You may feel calm, because you grew up in a house where your parents did the same thing, so you are used to it and it doesn’t really faze you. It seems normal to you and does not cause you any anxiety.
You may feel responsible, because perhaps you were the peacemaker in your house growing up. When your parents had a fight, you had to help them make up and get them to talk to each other again, or make some jokes to lighten the atmosphere.
Do you see how all the emotions that you are feeling in that moment are subject to your point of view, coloured by the way you experience the conflict and what you think of their behaviour?
In the same way, our pain is also subjective. The idea that you can view someone’s pain objectively is a myth. When you are having an argument with your spouse, you may feel that you are being rational and objective, because you are looking at the argument without any emotion.
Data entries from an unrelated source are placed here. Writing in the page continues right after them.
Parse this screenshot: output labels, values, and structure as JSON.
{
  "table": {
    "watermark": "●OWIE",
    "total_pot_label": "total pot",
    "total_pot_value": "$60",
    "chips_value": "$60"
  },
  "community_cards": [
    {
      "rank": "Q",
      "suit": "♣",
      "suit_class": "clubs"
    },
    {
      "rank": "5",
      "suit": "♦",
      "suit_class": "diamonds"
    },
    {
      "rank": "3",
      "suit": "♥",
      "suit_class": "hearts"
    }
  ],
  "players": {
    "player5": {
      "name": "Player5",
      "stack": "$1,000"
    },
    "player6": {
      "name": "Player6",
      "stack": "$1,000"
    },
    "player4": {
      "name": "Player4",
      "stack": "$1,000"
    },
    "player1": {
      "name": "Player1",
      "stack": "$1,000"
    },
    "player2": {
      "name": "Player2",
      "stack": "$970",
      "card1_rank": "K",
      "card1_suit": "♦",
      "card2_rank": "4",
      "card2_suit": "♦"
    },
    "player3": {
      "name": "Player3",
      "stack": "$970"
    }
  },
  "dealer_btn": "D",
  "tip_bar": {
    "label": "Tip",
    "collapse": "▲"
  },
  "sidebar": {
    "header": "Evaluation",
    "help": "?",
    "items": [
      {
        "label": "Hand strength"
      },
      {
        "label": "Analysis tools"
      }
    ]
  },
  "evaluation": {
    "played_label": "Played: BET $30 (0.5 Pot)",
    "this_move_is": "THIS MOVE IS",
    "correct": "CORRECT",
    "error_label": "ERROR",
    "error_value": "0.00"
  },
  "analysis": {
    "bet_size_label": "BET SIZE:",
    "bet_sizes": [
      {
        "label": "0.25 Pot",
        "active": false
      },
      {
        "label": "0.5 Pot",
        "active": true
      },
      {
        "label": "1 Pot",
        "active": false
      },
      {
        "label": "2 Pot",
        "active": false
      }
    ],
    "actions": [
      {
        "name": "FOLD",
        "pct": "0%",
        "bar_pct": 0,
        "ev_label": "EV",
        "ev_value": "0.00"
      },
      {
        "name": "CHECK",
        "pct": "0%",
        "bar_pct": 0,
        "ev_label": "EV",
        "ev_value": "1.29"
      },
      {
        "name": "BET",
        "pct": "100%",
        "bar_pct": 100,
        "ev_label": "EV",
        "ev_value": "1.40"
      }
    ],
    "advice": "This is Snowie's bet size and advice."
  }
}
You are just trying to unpack the facts - this happened, that happened, that’s why you shouldn’t feel this way, etc.
But even an unemotional, rational response to an argument is subjected to your point of view. You react in a certain way because you have subjected your partner’s pain to your own paradigm. If it feels to you as if your partner is acting irrationally, it is also because you are subjecting their pain to your own point of view. Ironically, this is actually an irrational way to deal with conflict because it is just about your own point of view.
In order to fully understand your partner and deal with conflict, you have to set aside your paradigm and subject your point of view to that of your partner. In this way, you can feel their pain and their frustration the way that they do, and feel empathy. This is the only way to rationally deal with conflict and learn from it.
I want to encourage you to subject your point of view to that of your partner. I hope you are brave enough to try because once you understand this, you will also understand how to help your partner to see your point of view.